The tall front legs of Ultrasaurus reached a height at the shoulder of perhaps 25 feet, and the long, massive neck could have reached nearly 60 feet above the ground. It had proportions like a giraffe; the front legs were taller than the rear legs and the greatest mass of the body was in the front. The tail was small and short compared to the tails of the diplodocids. The length of Ultrasaurus was probably close to 90 feet, nearly as long as Supersaurus. However, because it was a heavy-bodied brachiosaur, Ultrasaurus was twice as heavy as the other giant sauropods.
Ultrasaurus was a plant-eater, like all sauropods. It ate leaves and needles of conifers and tree ferns and any other plant it could reach. With such a large body, weighing more than 80 tons, Ultrasaurus fed almost constantly, probably always moving to search for food. Herds of Ultrasaurus must have devastated every forest they entered.
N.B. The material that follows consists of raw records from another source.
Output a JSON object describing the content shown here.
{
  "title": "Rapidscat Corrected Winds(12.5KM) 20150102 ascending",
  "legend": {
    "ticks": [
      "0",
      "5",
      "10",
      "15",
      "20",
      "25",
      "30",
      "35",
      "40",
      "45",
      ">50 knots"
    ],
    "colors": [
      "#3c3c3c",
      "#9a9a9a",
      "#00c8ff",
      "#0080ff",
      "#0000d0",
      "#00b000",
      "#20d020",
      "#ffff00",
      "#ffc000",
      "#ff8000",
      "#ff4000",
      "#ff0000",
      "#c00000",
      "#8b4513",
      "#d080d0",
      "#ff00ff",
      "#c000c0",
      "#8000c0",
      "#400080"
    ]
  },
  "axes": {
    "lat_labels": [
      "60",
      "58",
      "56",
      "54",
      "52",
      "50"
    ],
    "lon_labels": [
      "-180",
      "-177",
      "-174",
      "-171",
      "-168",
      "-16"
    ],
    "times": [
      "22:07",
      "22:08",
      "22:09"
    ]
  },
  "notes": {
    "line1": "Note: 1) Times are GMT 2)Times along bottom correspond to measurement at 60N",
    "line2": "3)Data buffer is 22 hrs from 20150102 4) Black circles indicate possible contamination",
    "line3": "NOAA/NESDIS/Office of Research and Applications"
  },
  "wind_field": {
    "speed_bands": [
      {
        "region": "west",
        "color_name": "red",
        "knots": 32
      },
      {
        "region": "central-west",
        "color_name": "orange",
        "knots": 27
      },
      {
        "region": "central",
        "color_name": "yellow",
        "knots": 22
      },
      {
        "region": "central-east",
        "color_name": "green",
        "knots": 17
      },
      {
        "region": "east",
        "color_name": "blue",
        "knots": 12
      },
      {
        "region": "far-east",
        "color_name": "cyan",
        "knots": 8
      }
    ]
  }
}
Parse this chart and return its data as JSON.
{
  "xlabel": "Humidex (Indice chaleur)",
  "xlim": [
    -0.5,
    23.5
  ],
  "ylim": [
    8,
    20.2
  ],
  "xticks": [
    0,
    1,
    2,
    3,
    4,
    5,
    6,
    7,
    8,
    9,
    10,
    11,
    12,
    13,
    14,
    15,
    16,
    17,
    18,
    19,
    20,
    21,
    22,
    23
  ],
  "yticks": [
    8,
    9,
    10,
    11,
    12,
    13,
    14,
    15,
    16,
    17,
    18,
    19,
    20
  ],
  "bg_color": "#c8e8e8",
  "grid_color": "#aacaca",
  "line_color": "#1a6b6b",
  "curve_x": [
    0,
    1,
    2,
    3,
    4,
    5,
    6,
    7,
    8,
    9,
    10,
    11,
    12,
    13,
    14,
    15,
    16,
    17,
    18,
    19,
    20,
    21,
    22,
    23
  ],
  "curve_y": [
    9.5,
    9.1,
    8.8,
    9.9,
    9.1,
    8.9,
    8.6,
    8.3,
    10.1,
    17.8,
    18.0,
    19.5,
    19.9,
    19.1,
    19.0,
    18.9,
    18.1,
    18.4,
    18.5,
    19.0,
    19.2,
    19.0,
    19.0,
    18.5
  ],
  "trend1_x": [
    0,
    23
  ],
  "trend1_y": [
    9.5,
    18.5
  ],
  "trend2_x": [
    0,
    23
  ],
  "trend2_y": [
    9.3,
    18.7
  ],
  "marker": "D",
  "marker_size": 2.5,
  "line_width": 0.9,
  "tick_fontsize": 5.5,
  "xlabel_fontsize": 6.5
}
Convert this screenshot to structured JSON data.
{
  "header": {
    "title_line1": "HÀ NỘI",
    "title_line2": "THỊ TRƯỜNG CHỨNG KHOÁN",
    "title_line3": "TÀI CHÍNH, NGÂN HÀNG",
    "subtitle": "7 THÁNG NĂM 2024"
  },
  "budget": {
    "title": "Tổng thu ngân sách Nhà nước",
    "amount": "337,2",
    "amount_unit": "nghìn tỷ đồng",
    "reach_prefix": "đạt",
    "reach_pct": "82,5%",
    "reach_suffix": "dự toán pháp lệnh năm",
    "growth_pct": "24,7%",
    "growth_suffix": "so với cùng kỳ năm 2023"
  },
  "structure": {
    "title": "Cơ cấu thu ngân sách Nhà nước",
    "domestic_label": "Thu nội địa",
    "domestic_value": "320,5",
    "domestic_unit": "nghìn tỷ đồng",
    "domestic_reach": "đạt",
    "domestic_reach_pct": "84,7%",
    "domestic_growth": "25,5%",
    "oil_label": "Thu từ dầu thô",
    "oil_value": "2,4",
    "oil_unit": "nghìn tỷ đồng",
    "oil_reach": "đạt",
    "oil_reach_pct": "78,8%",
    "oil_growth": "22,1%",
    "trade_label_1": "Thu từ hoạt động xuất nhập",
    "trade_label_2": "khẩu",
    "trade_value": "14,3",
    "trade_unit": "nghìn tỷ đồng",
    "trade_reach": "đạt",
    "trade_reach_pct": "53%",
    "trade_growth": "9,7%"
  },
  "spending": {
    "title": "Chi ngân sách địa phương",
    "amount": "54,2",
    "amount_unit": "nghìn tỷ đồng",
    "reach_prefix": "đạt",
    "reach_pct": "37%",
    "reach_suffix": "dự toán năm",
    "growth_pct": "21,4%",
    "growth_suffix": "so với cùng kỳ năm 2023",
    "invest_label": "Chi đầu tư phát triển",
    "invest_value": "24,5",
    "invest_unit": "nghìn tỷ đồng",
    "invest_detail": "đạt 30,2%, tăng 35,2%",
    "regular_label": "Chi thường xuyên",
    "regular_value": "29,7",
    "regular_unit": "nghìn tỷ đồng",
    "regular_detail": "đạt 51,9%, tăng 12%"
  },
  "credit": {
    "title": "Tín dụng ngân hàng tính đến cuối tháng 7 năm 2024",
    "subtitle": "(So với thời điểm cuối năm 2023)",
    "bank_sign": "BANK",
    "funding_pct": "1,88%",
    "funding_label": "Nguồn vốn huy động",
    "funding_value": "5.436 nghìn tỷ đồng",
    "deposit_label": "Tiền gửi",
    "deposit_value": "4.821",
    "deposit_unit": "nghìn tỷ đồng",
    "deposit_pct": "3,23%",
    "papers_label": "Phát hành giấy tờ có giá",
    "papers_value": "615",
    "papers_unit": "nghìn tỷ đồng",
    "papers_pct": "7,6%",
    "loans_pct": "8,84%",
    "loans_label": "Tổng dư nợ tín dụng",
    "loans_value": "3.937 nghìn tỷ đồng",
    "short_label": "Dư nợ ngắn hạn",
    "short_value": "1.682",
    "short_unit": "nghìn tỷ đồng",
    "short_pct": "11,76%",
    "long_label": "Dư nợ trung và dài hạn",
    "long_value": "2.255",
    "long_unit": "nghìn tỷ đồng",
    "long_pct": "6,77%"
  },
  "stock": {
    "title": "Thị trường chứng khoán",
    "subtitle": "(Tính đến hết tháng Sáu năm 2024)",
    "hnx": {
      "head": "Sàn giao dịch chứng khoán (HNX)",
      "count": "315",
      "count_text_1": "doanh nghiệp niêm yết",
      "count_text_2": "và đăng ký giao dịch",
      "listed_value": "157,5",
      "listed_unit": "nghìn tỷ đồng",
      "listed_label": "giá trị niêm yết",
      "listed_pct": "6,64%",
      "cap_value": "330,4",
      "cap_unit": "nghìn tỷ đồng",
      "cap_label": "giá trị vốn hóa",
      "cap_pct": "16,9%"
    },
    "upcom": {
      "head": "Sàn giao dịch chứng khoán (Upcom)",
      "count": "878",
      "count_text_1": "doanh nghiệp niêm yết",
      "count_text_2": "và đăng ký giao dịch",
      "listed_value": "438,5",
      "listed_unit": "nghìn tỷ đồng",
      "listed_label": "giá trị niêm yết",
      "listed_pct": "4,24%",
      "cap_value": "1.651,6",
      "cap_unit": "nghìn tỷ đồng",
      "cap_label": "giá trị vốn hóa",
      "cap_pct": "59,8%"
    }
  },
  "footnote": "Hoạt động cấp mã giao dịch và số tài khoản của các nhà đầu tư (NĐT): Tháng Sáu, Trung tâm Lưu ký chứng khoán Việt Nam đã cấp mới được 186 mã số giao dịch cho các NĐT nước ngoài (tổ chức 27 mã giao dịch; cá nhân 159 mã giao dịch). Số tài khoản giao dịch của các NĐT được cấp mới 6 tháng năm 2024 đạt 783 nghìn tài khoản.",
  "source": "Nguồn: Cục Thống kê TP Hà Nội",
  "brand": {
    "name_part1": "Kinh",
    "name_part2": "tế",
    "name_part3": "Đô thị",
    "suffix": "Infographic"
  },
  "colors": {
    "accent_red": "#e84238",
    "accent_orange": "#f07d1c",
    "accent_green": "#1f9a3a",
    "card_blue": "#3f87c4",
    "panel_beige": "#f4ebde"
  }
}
The main enemy of Ultrasaurus was the two-ton predator Allosaurus and its relatives such as Ceratosaurus, which were no match for these 80-ton giants. However, packs of Allosaurus could have followed the herds, bothering single animals or babies, or waiting for a sick animal to fall. Like elephants today, though, a healthy adult Ultrasaurus was seldom bothered by predators.
Until more bones from the Dry Mesa Quarry are excavated and identified positively as Ultrasaurus, this poorly known sauropod will be a puzzle for scientists.